Pour Tan Jin Chor, 86 ans, le Scrabble est une raison de vivre. Ce Malaisien a commencé à jouer entre amis autour de bières et dépense aujourd’hui des dizaines de milliers de dollars pour voyager et participer à des compétitions mondiales. « J’aime la compétition, même si je perds la plupart du temps », confie-t-il lors de la dernière journée du Causeway Challenge Bangkok, un grand championnat qui s’est tenu dans la capitale thaïlandaise.

Il y a trente-cinq ans, les lots se limitaient à des chaussettes ou des plaques. Désormais, l’enjeu est financier. Les 10 000 dollars promis au vainqueur ont attiré près de 450 joueurs chevronnés pour quatre jours de parties intenses.

Michael Tang, l’organisateur singapourien, explique que le Scrabble ne repose pas uniquement sur la maîtrise de l’anglais. « C’est une question de mémoire, de stratégie, de mathématiques, et la pioche introduit une part de chance », dit-il dans le brouhaha des jetons que les participants mélangent frénétiquement dans des sacs opaques. Son mot favori du tournoi : « craziest », car il se décrit lui-même comme tel en rêvant de réunir mille compétiteurs en 2028.

David Eldar, vainqueur australien de 36 ans, admet que la chance a joué un grand rôle dans sa victoire. « Je ne suis pas le meilleur joueur de la salle, mais j’ai gagné », lance-t-il, promettant de payer beaucoup de bières ce soir-là.
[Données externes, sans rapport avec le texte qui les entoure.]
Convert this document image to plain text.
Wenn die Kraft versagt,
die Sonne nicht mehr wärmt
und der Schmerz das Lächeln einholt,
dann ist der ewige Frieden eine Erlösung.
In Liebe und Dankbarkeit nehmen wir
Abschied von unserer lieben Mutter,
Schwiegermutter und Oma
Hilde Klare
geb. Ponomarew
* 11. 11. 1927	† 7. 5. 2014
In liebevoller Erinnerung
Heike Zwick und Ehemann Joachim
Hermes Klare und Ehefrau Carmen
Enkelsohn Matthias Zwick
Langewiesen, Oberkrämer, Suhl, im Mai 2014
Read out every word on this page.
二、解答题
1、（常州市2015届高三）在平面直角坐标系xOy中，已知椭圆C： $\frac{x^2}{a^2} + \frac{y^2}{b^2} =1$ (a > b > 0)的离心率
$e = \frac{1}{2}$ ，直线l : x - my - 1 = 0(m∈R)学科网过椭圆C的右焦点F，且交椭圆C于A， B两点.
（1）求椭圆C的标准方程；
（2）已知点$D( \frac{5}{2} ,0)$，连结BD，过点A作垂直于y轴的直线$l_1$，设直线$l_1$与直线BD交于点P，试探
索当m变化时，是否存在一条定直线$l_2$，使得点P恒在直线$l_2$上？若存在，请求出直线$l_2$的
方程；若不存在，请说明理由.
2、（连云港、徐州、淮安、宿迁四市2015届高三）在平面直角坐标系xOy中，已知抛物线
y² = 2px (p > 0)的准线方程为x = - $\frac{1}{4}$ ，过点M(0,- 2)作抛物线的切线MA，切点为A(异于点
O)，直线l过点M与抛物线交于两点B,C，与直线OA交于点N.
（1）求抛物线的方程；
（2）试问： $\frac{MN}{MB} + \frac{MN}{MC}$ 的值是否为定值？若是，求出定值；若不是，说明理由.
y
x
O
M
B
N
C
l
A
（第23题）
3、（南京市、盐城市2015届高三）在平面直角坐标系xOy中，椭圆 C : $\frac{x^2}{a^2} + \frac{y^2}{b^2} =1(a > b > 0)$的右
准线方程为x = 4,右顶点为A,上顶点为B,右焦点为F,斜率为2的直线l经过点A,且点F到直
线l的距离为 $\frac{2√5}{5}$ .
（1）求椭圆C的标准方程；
Natalie Zolty, Britannique de 61 ans, a hésité avant de se lancer dans le Scrabble compétitif il y a dix ans. « Je trouvais cela un peu bizarre, tout le monde un peu « nerd » », raconte-t-elle. Aujourd’hui professeure de mathématiques, elle souligne que le haut niveau exige beaucoup de temps et que le jeu reste dominé par les hommes. « La plupart des meilleurs joueurs s’appuient sur les mathématiques, les probabilités et le calcul des chances. Il n’est pas nécessaire de connaître le sens des mots », observe-t-elle.

Tan Jin Chor reconnaît être « très mauvais en maths », contrairement aux champions. Il se contente d’un niveau moyen et participera à un autre championnat en Malaisie le week-end suivant. « Je perds beaucoup plus que je ne gagne, mais j’adore ça », conclut-il.